Of course, as long as we're talking about trust here, how trustworthy is The Trustworthy, anyway? How can it be guaranteed that it will encrypt files securely, or that it wasn't designed with a back door? If there's even one hole in the system, the whole thing could come crumbling down, or worse, remain only as a facade. One can safely assume that the world's store of data would be a high-profile target for any and all hackers interested in private data.

According to Gambs, this is a risk, but the main point is that the model he and his colleagues are proposing is more trustworthy than what we have now. It would be important, he says, that the architecture of The Trustworthy be made open source.
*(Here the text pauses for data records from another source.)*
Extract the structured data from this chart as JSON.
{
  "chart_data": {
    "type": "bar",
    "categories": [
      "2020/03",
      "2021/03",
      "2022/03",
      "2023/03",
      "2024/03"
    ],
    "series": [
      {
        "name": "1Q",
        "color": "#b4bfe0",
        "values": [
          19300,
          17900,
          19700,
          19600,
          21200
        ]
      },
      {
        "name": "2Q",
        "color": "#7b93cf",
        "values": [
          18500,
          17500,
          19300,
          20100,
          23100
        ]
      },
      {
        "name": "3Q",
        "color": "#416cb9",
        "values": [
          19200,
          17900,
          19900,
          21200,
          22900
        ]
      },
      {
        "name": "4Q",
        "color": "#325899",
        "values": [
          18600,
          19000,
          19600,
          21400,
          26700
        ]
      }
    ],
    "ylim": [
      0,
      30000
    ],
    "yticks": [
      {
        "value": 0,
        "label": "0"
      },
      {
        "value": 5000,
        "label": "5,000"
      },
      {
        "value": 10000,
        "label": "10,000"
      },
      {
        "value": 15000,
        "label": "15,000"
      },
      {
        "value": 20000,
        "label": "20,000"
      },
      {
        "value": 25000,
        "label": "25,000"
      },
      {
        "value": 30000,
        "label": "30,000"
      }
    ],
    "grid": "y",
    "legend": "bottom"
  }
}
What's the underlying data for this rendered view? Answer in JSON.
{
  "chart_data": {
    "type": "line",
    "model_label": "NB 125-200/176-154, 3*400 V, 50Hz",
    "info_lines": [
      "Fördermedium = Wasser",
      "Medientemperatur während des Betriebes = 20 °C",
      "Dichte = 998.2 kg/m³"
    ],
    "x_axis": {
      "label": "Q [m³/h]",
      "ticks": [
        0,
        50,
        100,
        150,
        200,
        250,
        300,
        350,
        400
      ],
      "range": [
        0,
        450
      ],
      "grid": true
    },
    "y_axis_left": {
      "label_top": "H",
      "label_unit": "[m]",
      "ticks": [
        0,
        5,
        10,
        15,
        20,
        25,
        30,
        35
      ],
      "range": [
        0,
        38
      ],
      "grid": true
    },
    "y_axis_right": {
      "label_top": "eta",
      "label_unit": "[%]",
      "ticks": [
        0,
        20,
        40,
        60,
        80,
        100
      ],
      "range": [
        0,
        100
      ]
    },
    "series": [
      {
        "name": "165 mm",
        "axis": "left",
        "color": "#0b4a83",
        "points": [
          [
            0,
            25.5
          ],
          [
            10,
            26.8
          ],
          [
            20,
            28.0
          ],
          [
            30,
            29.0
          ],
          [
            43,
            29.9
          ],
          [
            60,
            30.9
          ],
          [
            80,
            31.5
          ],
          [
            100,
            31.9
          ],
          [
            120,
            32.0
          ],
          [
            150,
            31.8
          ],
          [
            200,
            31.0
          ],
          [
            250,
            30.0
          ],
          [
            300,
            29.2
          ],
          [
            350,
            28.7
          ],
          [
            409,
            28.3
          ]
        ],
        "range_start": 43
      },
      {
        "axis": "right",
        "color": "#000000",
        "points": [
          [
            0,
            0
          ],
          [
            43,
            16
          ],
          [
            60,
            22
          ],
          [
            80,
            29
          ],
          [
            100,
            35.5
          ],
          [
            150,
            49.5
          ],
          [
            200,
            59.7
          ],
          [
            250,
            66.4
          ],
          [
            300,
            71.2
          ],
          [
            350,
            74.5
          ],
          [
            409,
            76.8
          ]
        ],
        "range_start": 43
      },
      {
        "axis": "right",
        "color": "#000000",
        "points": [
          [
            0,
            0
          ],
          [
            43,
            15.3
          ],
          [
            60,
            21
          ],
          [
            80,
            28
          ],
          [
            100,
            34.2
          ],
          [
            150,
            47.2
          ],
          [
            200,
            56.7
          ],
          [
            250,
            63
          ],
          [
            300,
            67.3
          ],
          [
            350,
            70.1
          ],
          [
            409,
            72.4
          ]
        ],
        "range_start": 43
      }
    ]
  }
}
That way, interested people can see exactly how it works, fix bugs and, yes, try and hack it.

Of course, this is really all a big thought experiment, albeit an interesting one, meant to provoke people into thinking about the structures of power that control global data flows. Reorganize that, and you reorganize society. "The science is here. If we can get billions of dollars, and people really want to do it, we can do it," Tapp said. "The problem is that it would be very expensive and probably too slow."

However, Tapp and Gambs said that a scaled-down version could be put into place immediately among select organizations like universities, who would share a narrow stream of relevant data.

In the end, the idea of a crypto-democracy is just one way to get people thinking about data privacy and the technology available to aid in data protection. Other projects contributing to this goal, Gambs said, are personal data storage projects like  openPDS. Alternatively, we could all just send pictures of Kim Kardashian encoded with secret messages to each other.